Very few respondents had prior knowledge of cultured meat. “After reading descriptions of it, 90 percent of respondents indicated they were interested in learning more,” the researchers reported.  So much for conservative China.

Food Security in China

Ironically, however, the subject of cultured meat may be a more sensitive subject for the Chinese government than researchers may have originally taken into account.

In both words and actions, China has been signaling that it has a food shortage problem.

Xi has personally proclaimed that the security of both seeds as well as ample food supplies is a matter of national security. Indeed, Chinese government statistics show that imports of grains, foods, and seeds shot to record levels in 2020.

Most tellingly, on July 6, Xinhua, China’s official state media outlet, stated on its English-language site that “in 2020, the COVID-19 epidemic brought great challenges to the global food market.”

The article goes on to quote Xi as saying that “the more risks and challenges we face, the more we need to stabilize agriculture and ensure the safety of grain and major non-staple foods.”

Reading between the lines of those two statements is China’s official acknowledgement that its own food security was challenged. In case that message was missed, however, Xinhua quotes Xi as saying it outright.

“The foundation of China’s food security is still unstable, and the situation is still grim,” Xinhua reports Xi as stating.

The key points of grain production “must be addressed earnestly and properly to attain breakthroughs in grain production,” Xi is quoted as saying, going on to emphasize, as he has done in the past, that curtailing food waste is “part of the effort to ensure food security.”

Public statements admitting deficiency and weakness in any facet of the CCP’s leadership of China are rare.

Xi’s comments on food waste refer to an unwelcome trend in China. During the last 25 years of an ever-increasing bounty of food, particularly in urban areas, a culture of over-ordering in restaurants and leaving a significant portion uneaten took hold in China. Many Chinese attributed this to over-compensation for earlier times of lean food supplies, and the famine years of the late 1950s and early 1960s.
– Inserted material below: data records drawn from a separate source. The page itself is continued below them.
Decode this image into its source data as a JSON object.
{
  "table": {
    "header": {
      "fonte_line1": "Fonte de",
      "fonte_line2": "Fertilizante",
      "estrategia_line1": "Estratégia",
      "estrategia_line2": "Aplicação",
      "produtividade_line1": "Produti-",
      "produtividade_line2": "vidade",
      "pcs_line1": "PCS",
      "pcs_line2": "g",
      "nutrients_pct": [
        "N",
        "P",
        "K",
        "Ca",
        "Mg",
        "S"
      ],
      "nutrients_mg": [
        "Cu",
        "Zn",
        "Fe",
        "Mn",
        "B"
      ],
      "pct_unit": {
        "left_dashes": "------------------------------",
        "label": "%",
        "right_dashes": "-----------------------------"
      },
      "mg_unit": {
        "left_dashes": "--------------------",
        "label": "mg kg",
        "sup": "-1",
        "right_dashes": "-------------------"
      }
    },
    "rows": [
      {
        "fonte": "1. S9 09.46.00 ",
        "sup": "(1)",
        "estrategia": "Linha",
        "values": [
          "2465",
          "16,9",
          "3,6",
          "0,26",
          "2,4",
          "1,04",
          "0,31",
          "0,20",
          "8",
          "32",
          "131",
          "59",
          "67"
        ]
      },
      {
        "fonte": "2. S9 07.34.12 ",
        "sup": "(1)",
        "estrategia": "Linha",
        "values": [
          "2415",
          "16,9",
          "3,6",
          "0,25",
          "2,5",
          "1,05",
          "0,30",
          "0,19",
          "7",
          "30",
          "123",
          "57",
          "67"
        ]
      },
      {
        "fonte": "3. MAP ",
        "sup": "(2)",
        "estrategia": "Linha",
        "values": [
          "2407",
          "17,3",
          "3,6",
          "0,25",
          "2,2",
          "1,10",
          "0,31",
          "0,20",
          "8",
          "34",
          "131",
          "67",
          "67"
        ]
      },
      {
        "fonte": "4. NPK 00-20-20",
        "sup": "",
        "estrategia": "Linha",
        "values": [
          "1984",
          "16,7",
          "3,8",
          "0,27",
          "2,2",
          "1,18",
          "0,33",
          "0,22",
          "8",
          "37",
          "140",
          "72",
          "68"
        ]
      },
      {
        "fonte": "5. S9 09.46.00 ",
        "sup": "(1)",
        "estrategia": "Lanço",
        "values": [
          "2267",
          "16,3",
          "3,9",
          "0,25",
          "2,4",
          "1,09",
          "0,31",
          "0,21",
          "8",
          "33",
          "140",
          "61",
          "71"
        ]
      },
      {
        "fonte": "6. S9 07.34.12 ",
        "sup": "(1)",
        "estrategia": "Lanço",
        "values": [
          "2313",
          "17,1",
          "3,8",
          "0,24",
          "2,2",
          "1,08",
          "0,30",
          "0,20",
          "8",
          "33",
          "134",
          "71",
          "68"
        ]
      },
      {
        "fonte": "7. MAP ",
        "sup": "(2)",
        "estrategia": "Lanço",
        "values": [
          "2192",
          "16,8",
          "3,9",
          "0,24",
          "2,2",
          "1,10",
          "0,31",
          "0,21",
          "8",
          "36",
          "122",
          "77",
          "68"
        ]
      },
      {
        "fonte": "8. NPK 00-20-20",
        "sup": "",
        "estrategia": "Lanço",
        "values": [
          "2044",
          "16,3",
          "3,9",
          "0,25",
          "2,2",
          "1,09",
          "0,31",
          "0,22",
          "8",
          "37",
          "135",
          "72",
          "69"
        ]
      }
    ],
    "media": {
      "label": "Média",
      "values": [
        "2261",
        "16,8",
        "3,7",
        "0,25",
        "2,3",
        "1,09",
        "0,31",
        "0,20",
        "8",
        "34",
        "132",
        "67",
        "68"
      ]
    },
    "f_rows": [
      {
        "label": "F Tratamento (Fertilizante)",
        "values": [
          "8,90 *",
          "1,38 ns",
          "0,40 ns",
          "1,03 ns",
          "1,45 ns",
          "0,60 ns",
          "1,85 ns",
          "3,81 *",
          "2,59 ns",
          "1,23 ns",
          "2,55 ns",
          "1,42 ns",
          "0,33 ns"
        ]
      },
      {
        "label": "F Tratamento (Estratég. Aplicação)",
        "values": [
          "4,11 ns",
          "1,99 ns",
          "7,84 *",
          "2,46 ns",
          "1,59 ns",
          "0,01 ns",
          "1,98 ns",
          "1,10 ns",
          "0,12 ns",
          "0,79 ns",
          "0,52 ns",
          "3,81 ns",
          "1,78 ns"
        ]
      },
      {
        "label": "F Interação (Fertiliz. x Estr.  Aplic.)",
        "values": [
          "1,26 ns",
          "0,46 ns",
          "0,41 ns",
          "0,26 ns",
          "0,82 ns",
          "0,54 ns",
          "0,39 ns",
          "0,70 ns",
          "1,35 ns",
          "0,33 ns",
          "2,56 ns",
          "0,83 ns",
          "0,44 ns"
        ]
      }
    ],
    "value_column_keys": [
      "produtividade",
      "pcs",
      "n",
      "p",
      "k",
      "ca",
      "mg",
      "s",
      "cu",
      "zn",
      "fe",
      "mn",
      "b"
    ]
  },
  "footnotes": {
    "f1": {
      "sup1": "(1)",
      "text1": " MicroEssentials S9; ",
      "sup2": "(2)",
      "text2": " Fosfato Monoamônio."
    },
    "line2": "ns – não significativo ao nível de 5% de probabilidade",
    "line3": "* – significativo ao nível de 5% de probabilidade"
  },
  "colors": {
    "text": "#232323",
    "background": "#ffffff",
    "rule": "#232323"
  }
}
Others have called it an expression of newfound prosperity that allows people to show off their wealth by discarding food.

For a society often seen from the outside as closed, rigid, and impenetrable, Chinese have shown themselves to be nimble, open, and adventurous in exploring not only formerly off-limits geographical places, but also new and interesting technological spaces.

Culturally, there are few societies on Earth which enjoy a long and fulsome meal as much as the vast majority of Chinese do. Accustomed to a wide variety of tastes, textures, and types of food, the crucial component of acceptance for anything new is a guarantee that those products are safe, secure, and healthy.

Cultured meat products that have met those milestones are yet to become a mass market product offering anywhere, including China.

But when they do, the groundwork of political messaging that these products can help China to enhance its food security, and therefore its greater independence from foreign nations, will have already been laid. Policymakers may wish to take heed.